Once I’m finished, I put everything back exactly the way it was before. Then I turn off the water and return to class.
I go about the class like everything is normal. The new girl follows along with the flow at a decent enough pace. She’s fit and lean with very little fat on her for an elite. But this is not the average, soft member of elite society. This is an agent.
I place my hand at the small of the suspected informant’s back, then put my other hand on her shoulder. Without words, I adjust the woman’s position so the twist goes a little deeper. Then millimeter by millimeter, I adjust her neck, then shoulders, then hips. The adjustments are barely noticeable, but they’re enough to do the job.
After class, everyone leaves without incident. I pack up the supplies and cover them with the shabby painter’s tarp in the corner before heading to the locker room. I change into my scrubs as if nothing is out of the ordinary and clock into work right on time. But in the back of my mind, I know I need to hit the supply room as soon as possible.
Chapter Eleven
Minnie
The pregnancy stick shows a plus sign. There’s no doubt about it, I’m pregnant.
“Oh shit,” I whisper, and toss the stick into the trash of the employee bathroom. I bury it with paper towels so no one can see it. You can’t get a condom these days, but damn, if you want a pregnancy test, the Regime is giving them away at every turn. Literally, there’s a free dispenser of test sticks in just about every women’s public restroom.
My emotions are all over the place. I’m excited and scared all at once. I have a piece of the man I love inside of me, something made by the two of us that’s a piece of our forever.
I know after this morning’s events with the spy, I have to close up shop. I can only hope that the physical adjustments I made to her during class will be enough to cause her a lot of fatigue and maybe even aches in places that won’t allow her to run to the Regime right away. She should be in a good amount of pain since her muscles have had time to rest. It was an asshole thing to do, but I have to give myself as much time as possible. I can’t have her running off to her superiors even if I’ve damaged her evidence.
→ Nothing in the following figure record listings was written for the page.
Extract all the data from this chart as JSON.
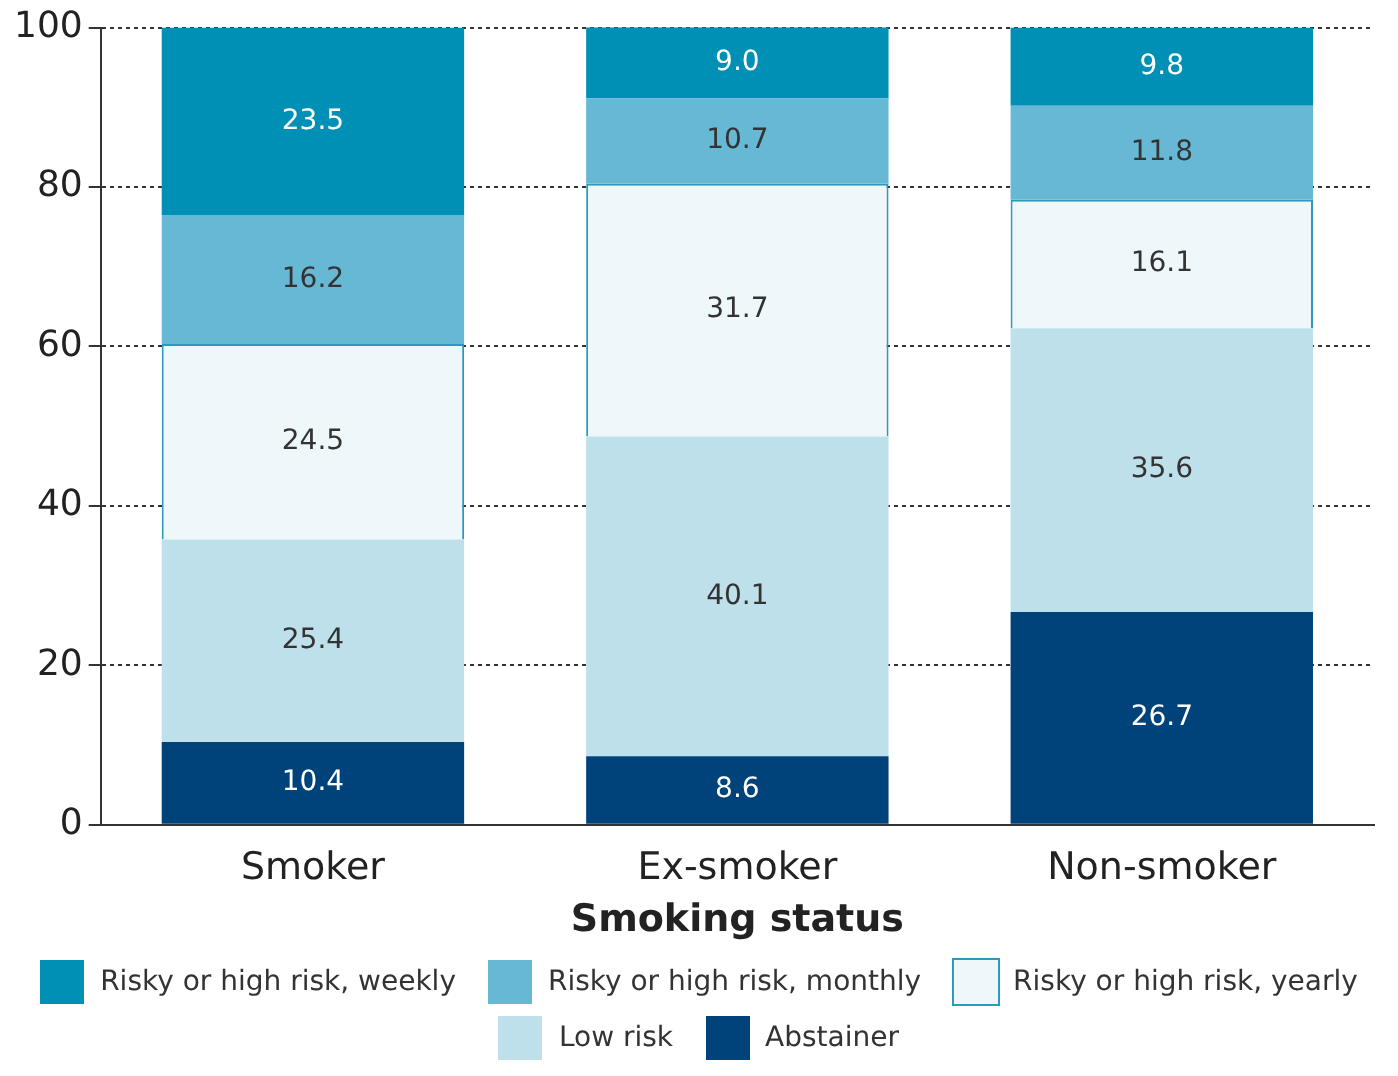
{
  "chart_data": {
    "type": "bar",
    "stacked": true,
    "xlabel": "Smoking status",
    "categories": [
      "Smoker",
      "Ex-smoker",
      "Non-smoker"
    ],
    "series": [
      {
        "name": "Abstainer",
        "color": "#00427a",
        "values": [
          10.4,
          8.6,
          26.7
        ],
        "value_labels": [
          "10.4",
          "8.6",
          "26.7"
        ]
      },
      {
        "name": "Low risk",
        "color": "#bde0ea",
        "values": [
          25.4,
          40.1,
          35.6
        ],
        "value_labels": [
          "25.4",
          "40.1",
          "35.6"
        ]
      },
      {
        "name": "Risky or high risk, yearly",
        "color": "#eef7fa",
        "values": [
          24.5,
          31.7,
          16.1
        ],
        "value_labels": [
          "24.5",
          "31.7",
          "16.1"
        ]
      },
      {
        "name": "Risky or high risk, monthly",
        "color": "#66b8d4",
        "values": [
          16.2,
          10.7,
          11.8
        ],
        "value_labels": [
          "16.2",
          "10.7",
          "11.8"
        ]
      },
      {
        "name": "Risky or high risk, weekly",
        "color": "#008fb5",
        "values": [
          23.5,
          9.0,
          9.8
        ],
        "value_labels": [
          "23.5",
          "9.0",
          "9.8"
        ]
      }
    ],
    "ylim": [
      0,
      100
    ],
    "yticks": [
      0,
      20,
      40,
      60,
      80,
      100
    ],
    "grid": "y",
    "legend": "bottom"
  }
}
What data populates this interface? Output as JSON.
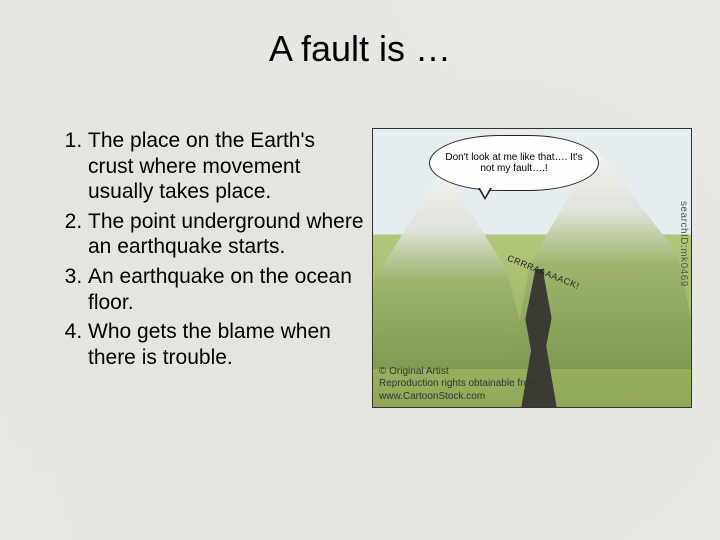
{
  "title": "A fault is …",
  "definitions": [
    "The place on the Earth's crust where movement usually takes place.",
    "The point underground where an earthquake starts.",
    "An earthquake on the ocean floor.",
    "Who gets the blame when there is trouble."
  ],
  "cartoon": {
    "speech": "Don't look at me like that…. It's not my fault….!",
    "crack_sfx": "CRRRAAAAACK!",
    "watermark": "searchID:mk0469",
    "credit_line1": "© Original Artist",
    "credit_line2": "Reproduction rights obtainable from",
    "credit_line3": "www.CartoonStock.com",
    "colors": {
      "sky": "#e6edf0",
      "grass_top": "#b3c77a",
      "grass_bottom": "#8fa857",
      "mountain_snow": "#f5f5f2",
      "mountain_rock": "#dfe3da",
      "mountain_green": "#9fb56e",
      "crack": "#3b3b34",
      "bubble_bg": "#fefefe",
      "border": "#333333"
    }
  },
  "layout": {
    "slide_w": 720,
    "slide_h": 540,
    "title_fontsize": 36,
    "list_fontsize": 21,
    "background": "#e8e8e4"
  }
}
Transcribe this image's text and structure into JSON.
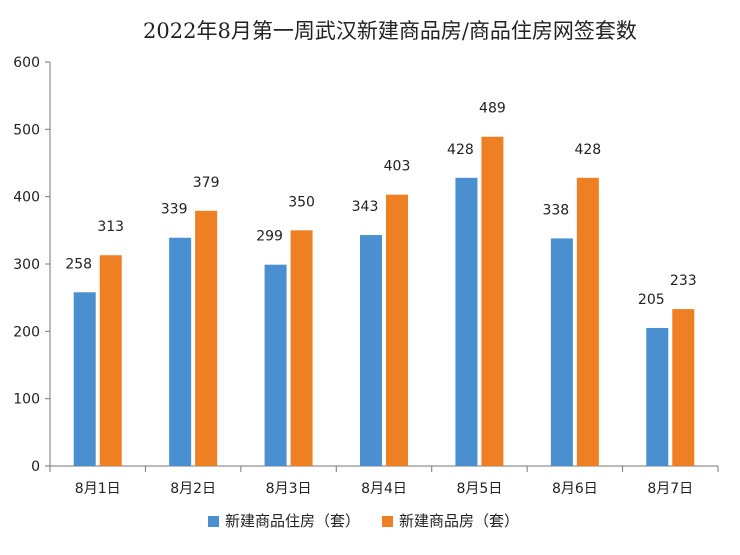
{
  "chart_data": {
    "type": "bar",
    "title": "2022年8月第一周武汉新建商品房/商品住房网签套数",
    "xlabel": "",
    "ylabel": "",
    "ylim": [
      0,
      600
    ],
    "yticks": [
      "0",
      "100",
      "200",
      "300",
      "400",
      "500",
      "600"
    ],
    "categories": [
      "8月1日",
      "8月2日",
      "8月3日",
      "8月4日",
      "8月5日",
      "8月6日",
      "8月7日"
    ],
    "series": [
      {
        "name": "新建商品住房（套）",
        "color": "#4a90d0",
        "values": [
          258,
          339,
          299,
          343,
          428,
          338,
          205
        ]
      },
      {
        "name": "新建商品房（套）",
        "color": "#ee7f22",
        "values": [
          313,
          379,
          350,
          403,
          489,
          428,
          233
        ]
      }
    ],
    "legend_position": "bottom",
    "grid": false
  }
}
Worst-case scenario, there are no photos and no way to follow the money. I only took cold hard cash and goods as payment for the classes. It’s a good thing this secret occupation has been bringing in a little extra cash. I’m going to need it now that I’m having a baby. My hand goes to my stomach in a protective hold. I’d do anything and everything for this little one inside me. And I know Owen will feel exactly the same.
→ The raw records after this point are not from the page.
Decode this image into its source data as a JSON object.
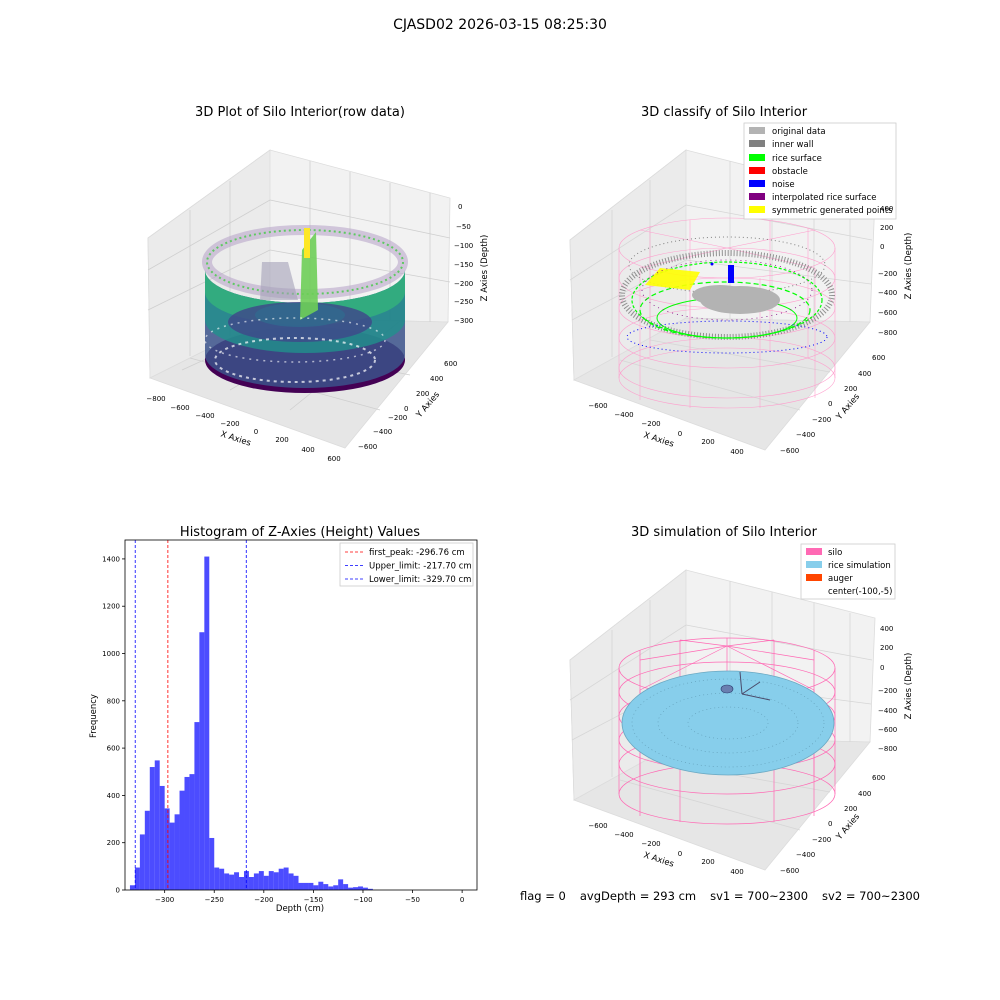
{
  "suptitle": "CJASD02 2026-03-15 08:25:30",
  "panels": {
    "raw": {
      "title": "3D Plot of Silo Interior(row data)",
      "xlabel": "X Axies",
      "ylabel": "Y Axies",
      "zlabel": "Z Axies (Depth)",
      "xticks": [
        "−800",
        "−600",
        "−400",
        "−200",
        "0",
        "200",
        "400",
        "600"
      ],
      "yticks": [
        "600",
        "400",
        "200",
        "0",
        "−200",
        "−400",
        "−600"
      ],
      "zticks": [
        "0",
        "−50",
        "−100",
        "−150",
        "−200",
        "−250",
        "−300"
      ]
    },
    "classify": {
      "title": "3D classify of Silo Interior",
      "xlabel": "X Axies",
      "ylabel": "Y Axies",
      "zlabel": "Z Axies (Depth)",
      "xticks": [
        "−600",
        "−400",
        "−200",
        "0",
        "200",
        "400"
      ],
      "yticks": [
        "600",
        "400",
        "200",
        "0",
        "−200",
        "−400",
        "−600"
      ],
      "zticks": [
        "400",
        "200",
        "0",
        "−200",
        "−400",
        "−600",
        "−800"
      ],
      "legend": [
        {
          "label": "original data",
          "color": "#b3b3b3"
        },
        {
          "label": "inner wall",
          "color": "#808080"
        },
        {
          "label": "rice surface",
          "color": "#00ff00"
        },
        {
          "label": "obstacle",
          "color": "#ff0000"
        },
        {
          "label": "noise",
          "color": "#0000ff"
        },
        {
          "label": "interpolated rice surface",
          "color": "#800080"
        },
        {
          "label": "symmetric generated points",
          "color": "#ffff00"
        }
      ]
    },
    "simulation": {
      "title": "3D simulation of Silo Interior",
      "xlabel": "X Axies",
      "ylabel": "Y Axies",
      "zlabel": "Z Axies (Depth)",
      "xticks": [
        "−600",
        "−400",
        "−200",
        "0",
        "200",
        "400"
      ],
      "yticks": [
        "600",
        "400",
        "200",
        "0",
        "−200",
        "−400",
        "−600"
      ],
      "zticks": [
        "400",
        "200",
        "0",
        "−200",
        "−400",
        "−600",
        "−800"
      ],
      "legend": [
        {
          "label": "silo",
          "color": "#ff69b4"
        },
        {
          "label": "rice simulation",
          "color": "#87ceeb"
        },
        {
          "label": "auger",
          "color": "#ff4500"
        },
        {
          "label": "center(-100,-5)",
          "color": ""
        }
      ]
    }
  },
  "chart_data": {
    "type": "bar",
    "title": "Histogram of Z-Axies (Height) Values",
    "xlabel": "Depth (cm)",
    "ylabel": "Frequency",
    "xlim": [
      -340,
      15
    ],
    "ylim": [
      0,
      1480
    ],
    "xticks": [
      -300,
      -250,
      -200,
      -150,
      -100,
      -50,
      0
    ],
    "yticks": [
      0,
      200,
      400,
      600,
      800,
      1000,
      1200,
      1400
    ],
    "bar_color": "#0000ff",
    "bin_start": -335,
    "bin_width": 5,
    "values": [
      20,
      95,
      235,
      335,
      520,
      548,
      440,
      345,
      285,
      320,
      420,
      478,
      490,
      710,
      1090,
      1410,
      220,
      95,
      90,
      70,
      65,
      75,
      55,
      80,
      55,
      70,
      80,
      60,
      80,
      75,
      90,
      95,
      70,
      60,
      30,
      30,
      30,
      20,
      35,
      25,
      15,
      20,
      45,
      25,
      10,
      12,
      15,
      10,
      5,
      0
    ],
    "vlines": [
      {
        "label": "first_peak: -296.76 cm",
        "x": -296.76,
        "color": "#ff0000"
      },
      {
        "label": "Upper_limit: -217.70 cm",
        "x": -217.7,
        "color": "#0000ff"
      },
      {
        "label": "Lower_limit: -329.70 cm",
        "x": -329.7,
        "color": "#0000ff"
      }
    ]
  },
  "footer": {
    "flag": "flag = 0",
    "avg": "avgDepth = 293 cm",
    "sv1": "sv1 = 700~2300",
    "sv2": "sv2 = 700~2300"
  }
}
It’s a slow Friday morning in the emergency room, so I park myself in front of the television in the hall by the nurses’ station. My mind wanders elsewhere though. While the people on television prattle on about some official business, my thoughts drift to the woman I discovered in my class.
The informant wouldn’t die, but what I did was enough to give her an explosive migraine from hell and knock her out of commission for a day. Hopefully that and lack of evidence will give me enough time to alert Owen so he can get things moved. Or I might have to shut down completely, at least for a while. I know I can’t go running to him right now or it puts us all in jeopardy. All I can do is hope that what I did was enough to buy the precious time we need.